How do you get thousands of 10- to 18-year-olds excited about science, technology, engineering and math (STEM) education? HINT: Ask them to them build a robot.
For over 10 years, TVA has supported Valley robotics programs as a hands-on way to get kids excited about science, technology, engineering and math. “Inspiring today’s youth in STEM-related subjects is critical in developing the workforce of the future for TVA and other Valley industries,” says Gail Rymer, TVA Director of Public Relations. “That’s why we focus on STEM education, as an integral part of our Community Relations program. The robotics program helps introduce students to the skills necessary to succeed in the high-tech, digitally driven and knowledge-based economy of the future.”

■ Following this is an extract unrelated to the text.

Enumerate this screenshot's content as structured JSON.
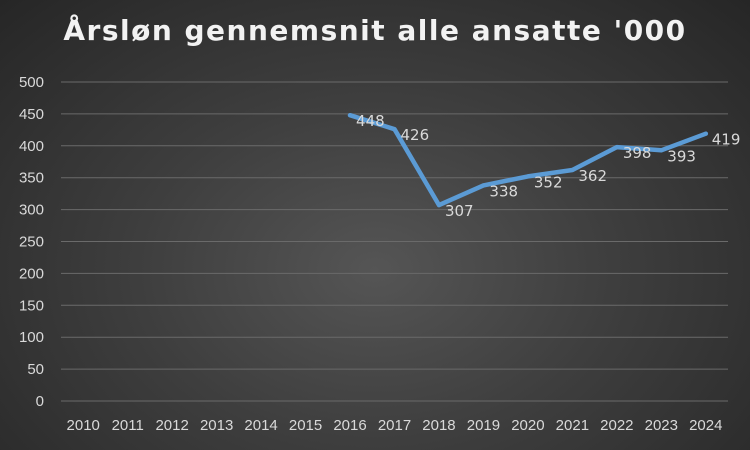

“STEM skills are in great demand and those jobs garner higher wages,” says Charley Spencer, TVA robotics program manager. “Robotics programs immerse children in real-world, team-based STEM challenges, exposing them to career choices they may not have considered otherwise.” Studies show that over 80 percent of the jobs in the Valley will require a degree or certification after high school. “And let’s face it, playing with robots is a fun way to get children excited about high-paying careers,” Spencer adds.
In the 2015-16 school year, teams will compete at over 20 robotics competitions sponsored by TVA. TVA also provides funding to Valley schools to help teams build their robots. These teams design their own robots to compete head to head in a series of missions. Each age group has design criteria that get more complex as students progress into the high school league. Local winners move on to regionals and then on to state competitions. The ultimate prize is to represent their school and age group at the national competition in the spring.
Over 500 elementary, middle and high schools in the Valley have robotics programs. The program has grown exponentially in recent years. For example, ten years ago there were only about five after-school robotics clubs in Chattanooga, Tenn. Today, there are upwards of 60 in the greater Chattanooga area alone.
With success there have been challenges. “What is unique about robotics is the need for community support,” observes Spencer. “As students progress into the advanced high school competition they engage in complex, cutting-edge programming and engineering.” As a result, the student clubs need mentors and the competitions need volunteers to be successful.
“That volunteer challenge is where the power of TVA’s Community Relations strategy comes into play, explains Rymer. “As a leading employer in the Valley, TVA is a nexus that can bring together TVA employees and retirees, schools, the business community and private organizations to increase volunteerism and engagement. Our goal with our robotics program is to positively impact the lives of our community’s children and prepare them for STEM careers.”